According to BBC Eye’s verification of the audio of one of her phone conversations, then-prime leader Sheikh Hasina approved a lethal crackdown on student-led rallies in Bangladesh last year.
Hasina claims in the March audio release that she gave her security personnel permission to “use lethal weapons” against demonstrators and that “wherever they find [them], they will shoot.”

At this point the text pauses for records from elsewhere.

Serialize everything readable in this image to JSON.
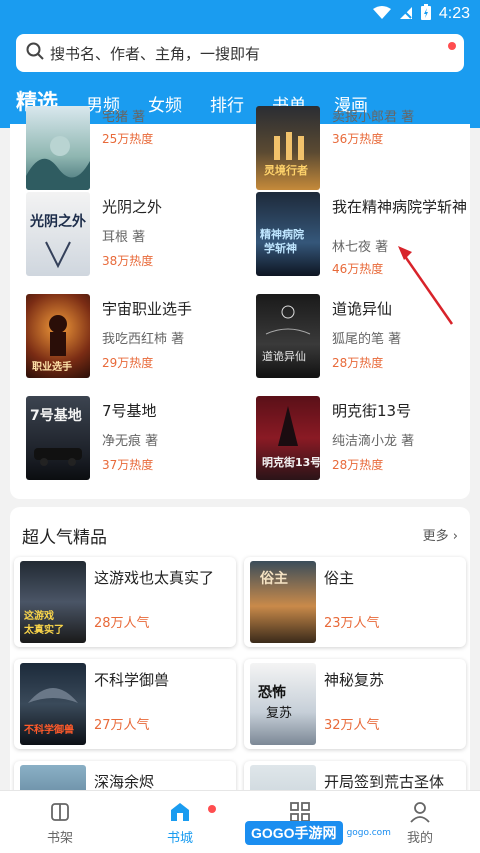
{
  "status_bar": {
    "time": "4:23"
  },
  "search": {
    "placeholder": "搜书名、作者、主角，一搜即有"
  },
  "tabs": [
    {
      "label": "精选",
      "active": true
    },
    {
      "label": "男频"
    },
    {
      "label": "女频"
    },
    {
      "label": "排行"
    },
    {
      "label": "书单"
    },
    {
      "label": "漫画"
    }
  ],
  "ranked_books": [
    {
      "title": "",
      "author": "宅猪 著",
      "heat": "25万热度"
    },
    {
      "title": "",
      "author": "卖报小郎君 著",
      "heat": "36万热度"
    },
    {
      "title": "光阴之外",
      "author": "耳根 著",
      "heat": "38万热度"
    },
    {
      "title": "我在精神病院学斩神",
      "author": "林七夜 著",
      "heat": "46万热度"
    },
    {
      "title": "宇宙职业选手",
      "author": "我吃西红柿 著",
      "heat": "29万热度"
    },
    {
      "title": "道诡异仙",
      "author": "狐尾的笔 著",
      "heat": "28万热度"
    },
    {
      "title": "7号基地",
      "author": "净无痕 著",
      "heat": "37万热度"
    },
    {
      "title": "明克街13号",
      "author": "纯洁滴小龙 著",
      "heat": "28万热度"
    }
  ],
  "popular_section": {
    "heading": "超人气精品",
    "more": "更多",
    "items": [
      {
        "title": "这游戏也太真实了",
        "heat": "28万人气"
      },
      {
        "title": "俗主",
        "heat": "23万人气"
      },
      {
        "title": "不科学御兽",
        "heat": "27万人气"
      },
      {
        "title": "神秘复苏",
        "heat": "32万人气"
      },
      {
        "title": "深海余烬",
        "heat": ""
      },
      {
        "title": "开局签到荒古圣体",
        "heat": ""
      }
    ]
  },
  "bottom_nav": [
    {
      "label": "书架",
      "icon": "bookshelf-icon"
    },
    {
      "label": "书城",
      "icon": "bookstore-icon",
      "active": true
    },
    {
      "label": "",
      "icon": "category-icon"
    },
    {
      "label": "我的",
      "icon": "profile-icon"
    }
  ],
  "watermark": {
    "brand": "GOGO手游网",
    "url": "gogo.com"
  },
  "colors": {
    "primary": "#1a9cf0",
    "heat": "#e86a3a",
    "badge": "#ff4d4f"
  }
}
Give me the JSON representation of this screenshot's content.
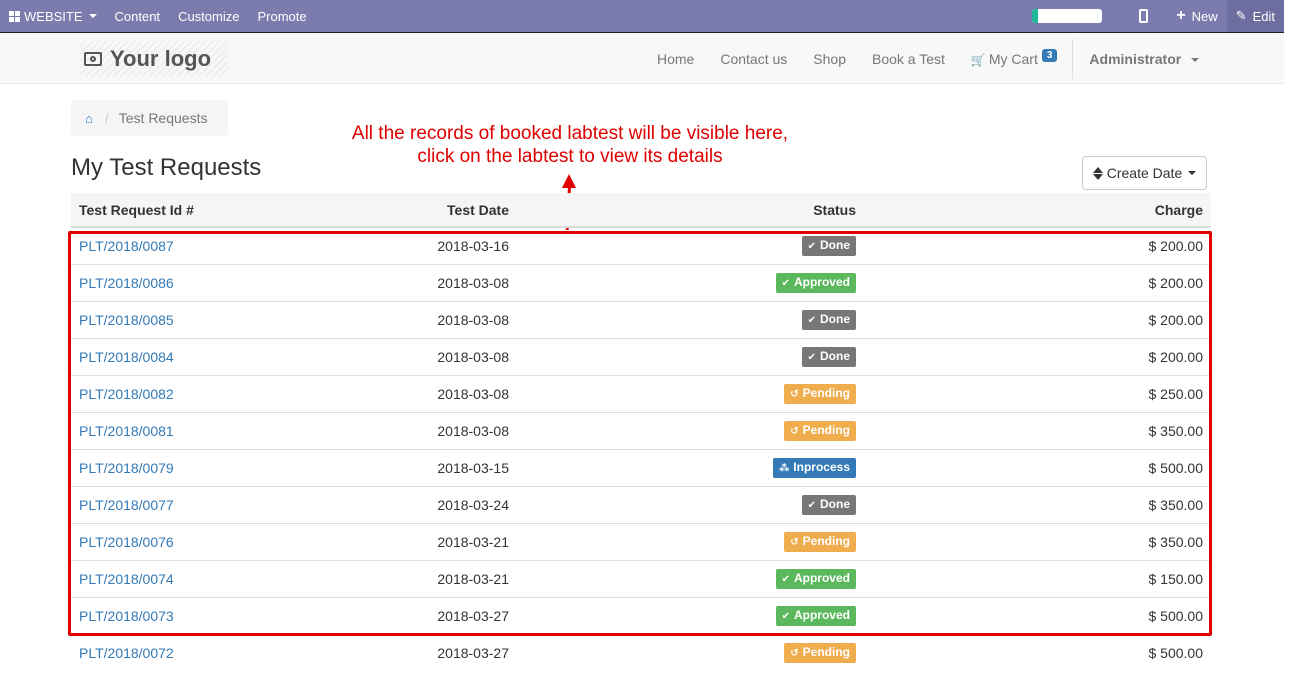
{
  "adminbar": {
    "website_label": "WEBSITE",
    "content_label": "Content",
    "customize_label": "Customize",
    "promote_label": "Promote",
    "progress_fraction": 0.08,
    "new_label": "New",
    "edit_label": "Edit",
    "color": "#7c7bad"
  },
  "header": {
    "logo_text": "Your logo",
    "menu": {
      "home": "Home",
      "contact": "Contact us",
      "shop": "Shop",
      "book": "Book a Test",
      "cart": "My Cart",
      "cart_count": "3",
      "user": "Administrator"
    }
  },
  "breadcrumb": {
    "current": "Test Requests"
  },
  "page": {
    "title": "My Test Requests",
    "sort_label": "Create Date"
  },
  "annotation": {
    "line1": "All the records of booked labtest will be visible here,",
    "line2": "click on the labtest to view its details",
    "color": "#e00000"
  },
  "table": {
    "headers": [
      "Test Request Id #",
      "Test Date",
      "Status",
      "Charge"
    ],
    "rows": [
      {
        "id": "PLT/2018/0087",
        "date": "2018-03-16",
        "status": "Done",
        "charge": "$ 200.00"
      },
      {
        "id": "PLT/2018/0086",
        "date": "2018-03-08",
        "status": "Approved",
        "charge": "$ 200.00"
      },
      {
        "id": "PLT/2018/0085",
        "date": "2018-03-08",
        "status": "Done",
        "charge": "$ 200.00"
      },
      {
        "id": "PLT/2018/0084",
        "date": "2018-03-08",
        "status": "Done",
        "charge": "$ 200.00"
      },
      {
        "id": "PLT/2018/0082",
        "date": "2018-03-08",
        "status": "Pending",
        "charge": "$ 250.00"
      },
      {
        "id": "PLT/2018/0081",
        "date": "2018-03-08",
        "status": "Pending",
        "charge": "$ 350.00"
      },
      {
        "id": "PLT/2018/0079",
        "date": "2018-03-15",
        "status": "Inprocess",
        "charge": "$ 500.00"
      },
      {
        "id": "PLT/2018/0077",
        "date": "2018-03-24",
        "status": "Done",
        "charge": "$ 350.00"
      },
      {
        "id": "PLT/2018/0076",
        "date": "2018-03-21",
        "status": "Pending",
        "charge": "$ 350.00"
      },
      {
        "id": "PLT/2018/0074",
        "date": "2018-03-21",
        "status": "Approved",
        "charge": "$ 150.00"
      },
      {
        "id": "PLT/2018/0073",
        "date": "2018-03-27",
        "status": "Approved",
        "charge": "$ 500.00"
      },
      {
        "id": "PLT/2018/0072",
        "date": "2018-03-27",
        "status": "Pending",
        "charge": "$ 500.00"
      }
    ],
    "status_styles": {
      "Done": {
        "color": "#777777",
        "icon": "check-icon"
      },
      "Approved": {
        "color": "#5cb85c",
        "icon": "check-icon"
      },
      "Pending": {
        "color": "#f0ad4e",
        "icon": "history-icon"
      },
      "Inprocess": {
        "color": "#337ab7",
        "icon": "spinner-icon"
      }
    }
  }
}
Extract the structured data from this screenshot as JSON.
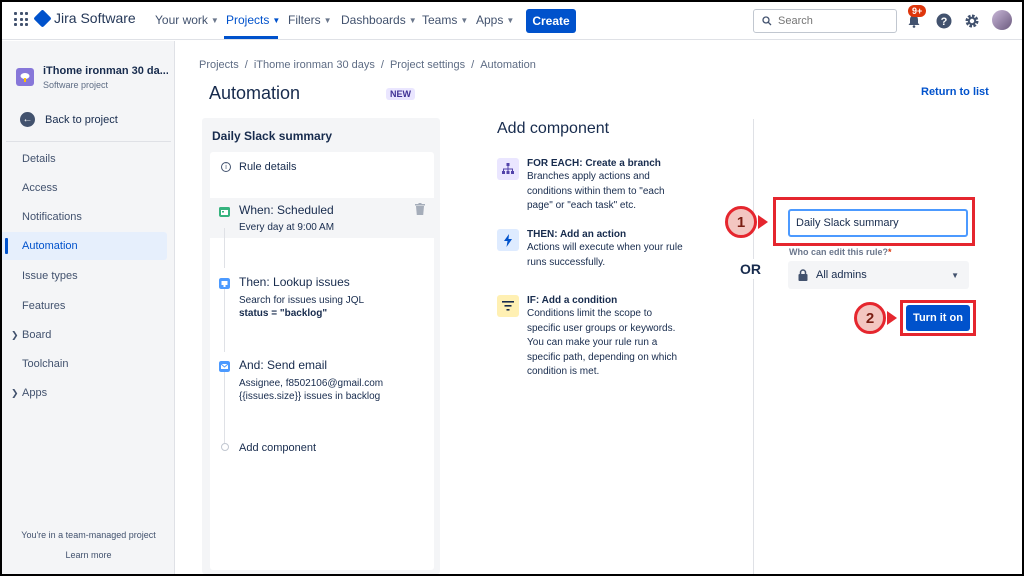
{
  "topnav": {
    "product": "Jira Software",
    "items": [
      {
        "label": "Your work"
      },
      {
        "label": "Projects"
      },
      {
        "label": "Filters"
      },
      {
        "label": "Dashboards"
      },
      {
        "label": "Teams"
      },
      {
        "label": "Apps"
      }
    ],
    "active_item": "Projects",
    "create_label": "Create",
    "search_placeholder": "Search",
    "notification_badge": "9+"
  },
  "sidebar": {
    "project_name": "iThome ironman 30 da...",
    "project_type": "Software project",
    "back_label": "Back to project",
    "items": [
      {
        "label": "Details"
      },
      {
        "label": "Access"
      },
      {
        "label": "Notifications"
      },
      {
        "label": "Automation"
      },
      {
        "label": "Issue types"
      },
      {
        "label": "Features"
      },
      {
        "label": "Board"
      },
      {
        "label": "Toolchain"
      },
      {
        "label": "Apps"
      }
    ],
    "active_item": "Automation",
    "footer_text": "You're in a team-managed project",
    "learn_more": "Learn more"
  },
  "breadcrumb": [
    "Projects",
    "/",
    "iThome ironman 30 days",
    "/",
    "Project settings",
    "/",
    "Automation"
  ],
  "page": {
    "title": "Automation",
    "new_lozenge": "NEW",
    "return_link": "Return to list"
  },
  "rule": {
    "name": "Daily Slack summary",
    "rule_details": "Rule details",
    "when_title": "When: Scheduled",
    "when_desc": "Every day at 9:00 AM",
    "then_title": "Then: Lookup issues",
    "then_desc": "Search for issues using JQL",
    "then_query": "status = \"backlog\"",
    "and_title": "And: Send email",
    "and_desc1": "Assignee, f8502106@gmail.com",
    "and_desc2": "{{issues.size}} issues in backlog",
    "add_component": "Add component"
  },
  "add_component": {
    "title": "Add component",
    "items": [
      {
        "head": "FOR EACH: Create a branch",
        "desc": "Branches apply actions and conditions within them to \"each page\" or \"each task\" etc."
      },
      {
        "head": "THEN: Add an action",
        "desc": "Actions will execute when your rule runs successfully."
      },
      {
        "head": "IF: Add a condition",
        "desc": "Conditions limit the scope to specific user groups or keywords. You can make your rule run a specific path, depending on which condition is met."
      }
    ]
  },
  "or_label": "OR",
  "form": {
    "rule_name_value": "Daily Slack summary",
    "who_label": "Who can edit this rule?",
    "who_required": "*",
    "who_value": "All admins",
    "turn_on_label": "Turn it on"
  },
  "markers": [
    "1",
    "2"
  ],
  "colors": {
    "brand": "#0052cc",
    "annotation": "#e5262e"
  }
}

The audio will be used as key evidence by Bangladeshi prosecutors against Hasina, who is facing an absentee trial at a special tribunal for crimes against humanity. UN inspectors estimate that up to 1,400 people perished in the violence last summer. Hasina, who escaped to India, denies all of the accusations made against her. Unlawful intention” or “disproportionate response” were rejected by a representative for her Awami League party in the video.
The most important proof that Hasina directly authorised the shooting of anti-government protesters—tens of thousands of whom had taken to the streets by last summer—comes from the leaked recording of her chat with an unnamed senior government official.
Hasina, who had been in power for 15 years, was overthrown by a large-scale movement that started as protests against public service employment quotas for families of those who participated in the 1971 war of independence. Bangladesh has not witnessed such bloodshed since the 1971 war. On August 5, Hasina left by helicopter before demonstrators surrounded her Dhaka home, resulting in some of the deadliest incidents.